Ben Affleck’s embarrassment over an upsetting find in his family tree and the mess that followed has put the fourth season of the PBS show Finding Your Roots in jeopardy.
Last fall, the episode of PBS’s genealogy show Finding Your Roots featuring Ben Affleck aired without much fanfare. But not long after that, it was revealed in the Sony email leaks that a “megastar” who had been featured on the show had requested that a rather unsavory ancestor not be mentioned in his episode. Henry Louis Gates Jr., the host and executive producer of the show, made mention of the request saying that granting this megastar’s wishes would mean a slippery slope of censorship and dishonesty on the part of the show, plus it “would be a violation of PBS rules, actually, even for Batman.”

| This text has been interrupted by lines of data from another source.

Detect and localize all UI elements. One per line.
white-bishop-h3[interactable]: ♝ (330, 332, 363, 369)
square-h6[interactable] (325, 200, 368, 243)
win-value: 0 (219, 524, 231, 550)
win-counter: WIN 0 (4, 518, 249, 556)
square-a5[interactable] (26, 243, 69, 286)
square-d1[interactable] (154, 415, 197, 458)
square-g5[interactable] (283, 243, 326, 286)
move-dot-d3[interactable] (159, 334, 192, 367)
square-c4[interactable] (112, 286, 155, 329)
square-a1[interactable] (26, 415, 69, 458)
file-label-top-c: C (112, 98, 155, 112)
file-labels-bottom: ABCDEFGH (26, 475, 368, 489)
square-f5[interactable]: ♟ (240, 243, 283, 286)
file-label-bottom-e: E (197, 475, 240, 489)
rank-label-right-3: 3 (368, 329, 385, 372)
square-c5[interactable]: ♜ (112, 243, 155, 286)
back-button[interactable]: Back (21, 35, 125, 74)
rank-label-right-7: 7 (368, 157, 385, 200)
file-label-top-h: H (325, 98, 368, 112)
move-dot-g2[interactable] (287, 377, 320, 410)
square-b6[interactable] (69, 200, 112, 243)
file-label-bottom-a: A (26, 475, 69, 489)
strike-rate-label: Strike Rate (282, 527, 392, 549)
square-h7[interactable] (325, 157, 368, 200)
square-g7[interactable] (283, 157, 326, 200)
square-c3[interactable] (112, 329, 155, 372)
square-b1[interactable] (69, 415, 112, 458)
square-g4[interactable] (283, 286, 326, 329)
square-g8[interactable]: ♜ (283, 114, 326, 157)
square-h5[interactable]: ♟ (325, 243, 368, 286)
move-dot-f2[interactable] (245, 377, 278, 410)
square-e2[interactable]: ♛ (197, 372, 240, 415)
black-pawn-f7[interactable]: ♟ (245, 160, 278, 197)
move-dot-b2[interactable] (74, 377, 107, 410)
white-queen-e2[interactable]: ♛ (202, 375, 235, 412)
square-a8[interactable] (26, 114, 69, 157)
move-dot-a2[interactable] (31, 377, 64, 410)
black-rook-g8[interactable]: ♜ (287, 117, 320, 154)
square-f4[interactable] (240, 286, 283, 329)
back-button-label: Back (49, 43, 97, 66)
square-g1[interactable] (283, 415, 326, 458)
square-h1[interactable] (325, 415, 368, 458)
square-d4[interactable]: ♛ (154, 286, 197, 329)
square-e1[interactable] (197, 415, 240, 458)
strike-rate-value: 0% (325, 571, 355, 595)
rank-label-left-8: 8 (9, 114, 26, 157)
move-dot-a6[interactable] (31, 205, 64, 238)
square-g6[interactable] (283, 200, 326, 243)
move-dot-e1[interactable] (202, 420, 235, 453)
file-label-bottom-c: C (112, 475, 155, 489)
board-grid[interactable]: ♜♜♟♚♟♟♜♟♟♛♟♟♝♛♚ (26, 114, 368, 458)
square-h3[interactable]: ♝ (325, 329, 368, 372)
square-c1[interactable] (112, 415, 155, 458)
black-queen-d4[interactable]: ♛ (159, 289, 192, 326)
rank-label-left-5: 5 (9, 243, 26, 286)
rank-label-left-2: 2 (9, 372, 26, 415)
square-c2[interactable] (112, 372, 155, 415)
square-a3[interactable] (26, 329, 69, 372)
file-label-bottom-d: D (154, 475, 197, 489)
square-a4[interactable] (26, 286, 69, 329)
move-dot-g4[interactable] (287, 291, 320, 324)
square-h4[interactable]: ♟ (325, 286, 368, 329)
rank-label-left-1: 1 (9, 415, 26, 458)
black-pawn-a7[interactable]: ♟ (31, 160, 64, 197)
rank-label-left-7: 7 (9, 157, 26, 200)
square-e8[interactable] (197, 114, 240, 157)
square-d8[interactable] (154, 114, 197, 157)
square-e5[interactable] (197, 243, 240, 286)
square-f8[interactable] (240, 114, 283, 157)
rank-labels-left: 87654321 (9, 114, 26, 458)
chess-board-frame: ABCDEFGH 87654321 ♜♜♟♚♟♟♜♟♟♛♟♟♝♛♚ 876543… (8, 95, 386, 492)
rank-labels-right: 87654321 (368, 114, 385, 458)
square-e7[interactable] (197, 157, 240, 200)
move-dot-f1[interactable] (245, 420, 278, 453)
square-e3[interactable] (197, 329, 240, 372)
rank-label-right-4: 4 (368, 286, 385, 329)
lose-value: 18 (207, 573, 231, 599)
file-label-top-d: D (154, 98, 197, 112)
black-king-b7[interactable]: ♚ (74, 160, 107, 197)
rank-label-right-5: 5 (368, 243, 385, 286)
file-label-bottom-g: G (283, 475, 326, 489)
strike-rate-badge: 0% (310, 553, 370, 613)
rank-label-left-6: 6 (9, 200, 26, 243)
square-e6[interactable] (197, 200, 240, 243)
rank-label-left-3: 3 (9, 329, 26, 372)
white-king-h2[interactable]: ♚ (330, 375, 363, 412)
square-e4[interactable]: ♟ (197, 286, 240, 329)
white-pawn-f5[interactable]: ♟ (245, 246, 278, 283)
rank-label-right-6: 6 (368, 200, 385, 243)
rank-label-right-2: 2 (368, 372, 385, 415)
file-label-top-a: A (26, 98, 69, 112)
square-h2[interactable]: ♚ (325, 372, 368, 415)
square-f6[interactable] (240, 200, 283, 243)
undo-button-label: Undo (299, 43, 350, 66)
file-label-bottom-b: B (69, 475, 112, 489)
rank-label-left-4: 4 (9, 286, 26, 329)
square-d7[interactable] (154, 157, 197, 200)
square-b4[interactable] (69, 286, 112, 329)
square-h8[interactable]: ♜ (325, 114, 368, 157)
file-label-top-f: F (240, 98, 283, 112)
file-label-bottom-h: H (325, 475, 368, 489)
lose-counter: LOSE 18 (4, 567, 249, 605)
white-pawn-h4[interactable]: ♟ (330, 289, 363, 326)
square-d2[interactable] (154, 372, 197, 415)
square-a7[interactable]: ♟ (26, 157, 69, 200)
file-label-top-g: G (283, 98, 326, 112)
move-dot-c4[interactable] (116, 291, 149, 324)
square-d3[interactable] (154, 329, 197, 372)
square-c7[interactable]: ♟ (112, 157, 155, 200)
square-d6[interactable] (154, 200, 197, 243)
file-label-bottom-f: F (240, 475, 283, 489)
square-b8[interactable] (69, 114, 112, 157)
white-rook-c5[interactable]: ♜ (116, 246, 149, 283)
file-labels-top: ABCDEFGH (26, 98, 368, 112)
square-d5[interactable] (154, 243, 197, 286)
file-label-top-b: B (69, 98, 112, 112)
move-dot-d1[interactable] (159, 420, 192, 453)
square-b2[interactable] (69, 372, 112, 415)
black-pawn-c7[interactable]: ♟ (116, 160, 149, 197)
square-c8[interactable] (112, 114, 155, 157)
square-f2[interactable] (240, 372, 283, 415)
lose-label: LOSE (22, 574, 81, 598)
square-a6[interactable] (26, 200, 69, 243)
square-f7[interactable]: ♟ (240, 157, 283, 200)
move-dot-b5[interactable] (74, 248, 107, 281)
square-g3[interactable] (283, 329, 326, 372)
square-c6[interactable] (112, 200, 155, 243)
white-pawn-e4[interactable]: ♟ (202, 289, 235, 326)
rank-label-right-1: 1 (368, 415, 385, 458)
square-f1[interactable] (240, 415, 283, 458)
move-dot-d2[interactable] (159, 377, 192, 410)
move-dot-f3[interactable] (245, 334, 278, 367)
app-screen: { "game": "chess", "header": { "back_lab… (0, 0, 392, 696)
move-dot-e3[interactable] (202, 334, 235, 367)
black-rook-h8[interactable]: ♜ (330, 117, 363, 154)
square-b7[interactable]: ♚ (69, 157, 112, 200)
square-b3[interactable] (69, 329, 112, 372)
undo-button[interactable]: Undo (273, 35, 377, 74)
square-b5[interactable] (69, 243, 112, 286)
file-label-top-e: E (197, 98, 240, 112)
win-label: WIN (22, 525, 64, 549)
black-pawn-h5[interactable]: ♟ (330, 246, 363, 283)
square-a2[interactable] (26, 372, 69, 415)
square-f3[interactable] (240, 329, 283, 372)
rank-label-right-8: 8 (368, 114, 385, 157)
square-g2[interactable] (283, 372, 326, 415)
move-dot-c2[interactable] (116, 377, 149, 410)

So that was kind of a dead giveaway. And then Affleck went and named that ancestor anyway, who was a slave owner, which embarrassed Affleck. (Documentarian Ken Burns and CNN’s Anderson Cooper were also revealed to have been descended from slave owners, but apparently didn’t meet the definition of “megastar.”) Now, Gates had to answer for 1. censorship, 2. appeasing a celebrity, and 3. violating those PBS rules that he mentioned.
Now, PBS is pulling the Affleck episode from any future airings and home video and the upcoming third season is being postponed until some staffing changes are made; those changes may or may not involve Gates and the show’s co-producer Dyllan McGee. But then there’s the fourth season, which looks bleak:
PBS also has informed the series co-producers that it has deferred any commitment to a fourth season until it is satisfied that the editorial standards of the series have been successfully raised to a level in which PBS “can have confidence.”
That sounds… bad. So, if you’re trying to please a celebrity who wants to keep a secret, make sure you don’t reveal his secret identity in an email.